The resulting gene, composed of these three subdomains
flanked by unique sequences rich in Cys and found in
the vWF gene (see below), duplicated into the two ancestor genes of MUC5AC and MUC5B (Desseyn et al.
1998a). The primordial repeat of 87 bp of MUC5B duplicated several times to form a block composed of 11
irregular repeats of 87 bp, followed by a unique sequence rich in Ser and Thr coding for 111 aa. The ancestral super repeat (Cys/R/R-End subdomains) duplicated into two super repeats (fig. 3b). Then, the first six
repeats of the second block of 11 repeats duplicated (fig.
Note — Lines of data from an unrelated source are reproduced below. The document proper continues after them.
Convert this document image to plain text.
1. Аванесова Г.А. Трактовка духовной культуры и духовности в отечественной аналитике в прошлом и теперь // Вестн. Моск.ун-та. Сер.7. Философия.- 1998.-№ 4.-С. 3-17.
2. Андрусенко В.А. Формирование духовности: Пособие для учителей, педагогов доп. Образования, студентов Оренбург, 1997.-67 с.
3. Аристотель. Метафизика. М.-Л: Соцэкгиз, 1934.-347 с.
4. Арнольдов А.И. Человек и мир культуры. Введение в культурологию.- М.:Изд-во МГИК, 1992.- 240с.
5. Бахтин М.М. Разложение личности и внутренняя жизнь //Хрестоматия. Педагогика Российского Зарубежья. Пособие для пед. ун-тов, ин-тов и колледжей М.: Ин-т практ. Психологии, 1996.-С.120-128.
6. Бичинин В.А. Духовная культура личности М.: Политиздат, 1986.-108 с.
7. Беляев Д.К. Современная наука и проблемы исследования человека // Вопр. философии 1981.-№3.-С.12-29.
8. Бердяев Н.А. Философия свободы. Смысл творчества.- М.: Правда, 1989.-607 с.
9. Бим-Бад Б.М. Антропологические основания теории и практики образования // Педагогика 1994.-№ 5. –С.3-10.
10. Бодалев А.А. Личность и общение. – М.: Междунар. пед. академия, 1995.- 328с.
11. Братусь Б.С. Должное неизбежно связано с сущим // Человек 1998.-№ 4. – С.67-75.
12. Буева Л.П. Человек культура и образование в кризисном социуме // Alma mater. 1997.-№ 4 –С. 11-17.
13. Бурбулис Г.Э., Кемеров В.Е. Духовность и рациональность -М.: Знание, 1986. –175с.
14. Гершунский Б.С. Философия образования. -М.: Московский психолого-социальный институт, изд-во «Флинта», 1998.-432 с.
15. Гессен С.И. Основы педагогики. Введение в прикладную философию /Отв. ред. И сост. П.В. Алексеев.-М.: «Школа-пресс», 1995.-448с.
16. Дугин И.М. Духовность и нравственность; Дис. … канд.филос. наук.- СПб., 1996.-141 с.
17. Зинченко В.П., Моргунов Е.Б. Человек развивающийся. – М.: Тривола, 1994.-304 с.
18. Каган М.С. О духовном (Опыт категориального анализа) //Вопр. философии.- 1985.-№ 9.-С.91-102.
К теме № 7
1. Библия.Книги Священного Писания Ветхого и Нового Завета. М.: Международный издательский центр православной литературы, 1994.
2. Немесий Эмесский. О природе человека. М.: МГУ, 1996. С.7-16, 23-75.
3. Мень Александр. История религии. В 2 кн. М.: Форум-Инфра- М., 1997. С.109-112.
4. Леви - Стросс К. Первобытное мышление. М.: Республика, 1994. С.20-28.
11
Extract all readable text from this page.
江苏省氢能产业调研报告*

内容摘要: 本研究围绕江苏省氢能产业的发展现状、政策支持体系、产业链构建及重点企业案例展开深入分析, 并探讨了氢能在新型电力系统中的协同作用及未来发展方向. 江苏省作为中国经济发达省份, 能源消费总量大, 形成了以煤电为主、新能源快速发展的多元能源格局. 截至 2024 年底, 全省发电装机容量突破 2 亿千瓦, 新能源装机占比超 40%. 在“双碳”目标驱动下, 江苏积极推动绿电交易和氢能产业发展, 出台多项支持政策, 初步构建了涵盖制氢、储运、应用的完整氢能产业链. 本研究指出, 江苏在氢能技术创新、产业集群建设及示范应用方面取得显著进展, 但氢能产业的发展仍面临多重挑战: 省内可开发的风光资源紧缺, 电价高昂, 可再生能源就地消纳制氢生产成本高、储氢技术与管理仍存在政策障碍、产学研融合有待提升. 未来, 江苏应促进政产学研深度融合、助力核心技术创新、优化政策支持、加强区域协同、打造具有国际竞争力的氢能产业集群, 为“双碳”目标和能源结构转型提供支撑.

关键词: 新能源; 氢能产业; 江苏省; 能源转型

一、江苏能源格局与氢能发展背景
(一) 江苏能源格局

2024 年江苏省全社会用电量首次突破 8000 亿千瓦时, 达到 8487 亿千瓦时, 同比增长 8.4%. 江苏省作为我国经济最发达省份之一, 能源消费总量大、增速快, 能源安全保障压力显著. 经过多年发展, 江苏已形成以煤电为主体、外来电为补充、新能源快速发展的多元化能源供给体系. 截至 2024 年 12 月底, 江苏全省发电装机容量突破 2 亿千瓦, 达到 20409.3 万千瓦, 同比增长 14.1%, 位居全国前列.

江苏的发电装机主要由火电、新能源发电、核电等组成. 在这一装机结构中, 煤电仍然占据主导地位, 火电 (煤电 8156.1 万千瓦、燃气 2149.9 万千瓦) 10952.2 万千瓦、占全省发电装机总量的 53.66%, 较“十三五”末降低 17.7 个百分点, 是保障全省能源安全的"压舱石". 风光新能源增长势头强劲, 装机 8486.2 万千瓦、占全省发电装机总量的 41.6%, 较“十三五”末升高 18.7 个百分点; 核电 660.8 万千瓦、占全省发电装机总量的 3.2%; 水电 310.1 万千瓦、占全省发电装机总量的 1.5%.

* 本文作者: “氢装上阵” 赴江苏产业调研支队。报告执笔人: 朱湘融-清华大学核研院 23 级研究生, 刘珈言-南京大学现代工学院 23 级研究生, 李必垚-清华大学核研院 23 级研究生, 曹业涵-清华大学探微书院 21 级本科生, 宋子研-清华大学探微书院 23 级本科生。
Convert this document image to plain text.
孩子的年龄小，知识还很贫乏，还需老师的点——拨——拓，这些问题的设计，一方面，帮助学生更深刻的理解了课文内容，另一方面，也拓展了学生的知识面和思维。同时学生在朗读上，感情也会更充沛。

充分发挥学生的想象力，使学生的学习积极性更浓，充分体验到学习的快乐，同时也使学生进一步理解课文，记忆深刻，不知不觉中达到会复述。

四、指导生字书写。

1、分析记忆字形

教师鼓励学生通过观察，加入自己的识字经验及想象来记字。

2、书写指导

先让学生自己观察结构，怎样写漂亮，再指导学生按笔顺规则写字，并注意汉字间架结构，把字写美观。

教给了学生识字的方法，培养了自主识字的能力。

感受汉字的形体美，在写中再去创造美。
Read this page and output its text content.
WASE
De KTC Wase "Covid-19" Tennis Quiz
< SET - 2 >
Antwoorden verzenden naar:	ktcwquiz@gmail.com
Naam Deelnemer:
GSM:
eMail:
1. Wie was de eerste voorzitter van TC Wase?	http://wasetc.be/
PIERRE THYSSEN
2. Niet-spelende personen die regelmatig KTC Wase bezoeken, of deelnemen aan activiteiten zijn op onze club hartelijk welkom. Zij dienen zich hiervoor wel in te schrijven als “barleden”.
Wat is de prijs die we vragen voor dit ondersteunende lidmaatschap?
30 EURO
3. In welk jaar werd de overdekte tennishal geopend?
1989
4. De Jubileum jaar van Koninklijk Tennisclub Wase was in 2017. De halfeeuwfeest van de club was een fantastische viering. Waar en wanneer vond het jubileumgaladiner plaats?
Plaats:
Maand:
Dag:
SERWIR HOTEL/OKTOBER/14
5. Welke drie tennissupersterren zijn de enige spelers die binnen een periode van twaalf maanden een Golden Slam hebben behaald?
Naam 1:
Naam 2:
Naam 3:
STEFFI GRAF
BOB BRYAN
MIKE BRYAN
3c). This event was followed by a further duplication en
bloc of a region composed of the third Cys-subdomain,
the block of 11 repeats, the R-End subdomain, the last
Cys-subdomain, and the block of 17 repeats of 29 aa
(fig. 3d). Finally, the block composed of the first 11
repeats of 87 bp, the following R-End subdomain, and
the Cys-subdomain duplicated en bloc (fig. 3e). The five
repeats RV-3–RV-7 duplicated into the two blocks RV3–RV-7 and RV-18–RV-23 (fig. 3f). A sequence encoding the pentapeptide TTTPT of RV-14 duplicated (fig.
3g).
Relationships Among Cystine Knot (CK) Motifs and
Pattern of Mucin Gene Evolution
Since our previous model of evolution of the three
human mucin genes MUC2, MUC5AC, and MUC5B
(Desseyn et al. 1998a), several new mucin cDNAs encoding a CK motif have been analyzed. Sequences coding the carboxy-terminal peptide between the 10 last
conserved cysteine residues of the CK motif of MUC5B
(Desseyn et al. 1997a), MUC2 (Gum et al. 1992),
MUC6 (Toribara et al. 1997), MUC5AC (Buisine et al.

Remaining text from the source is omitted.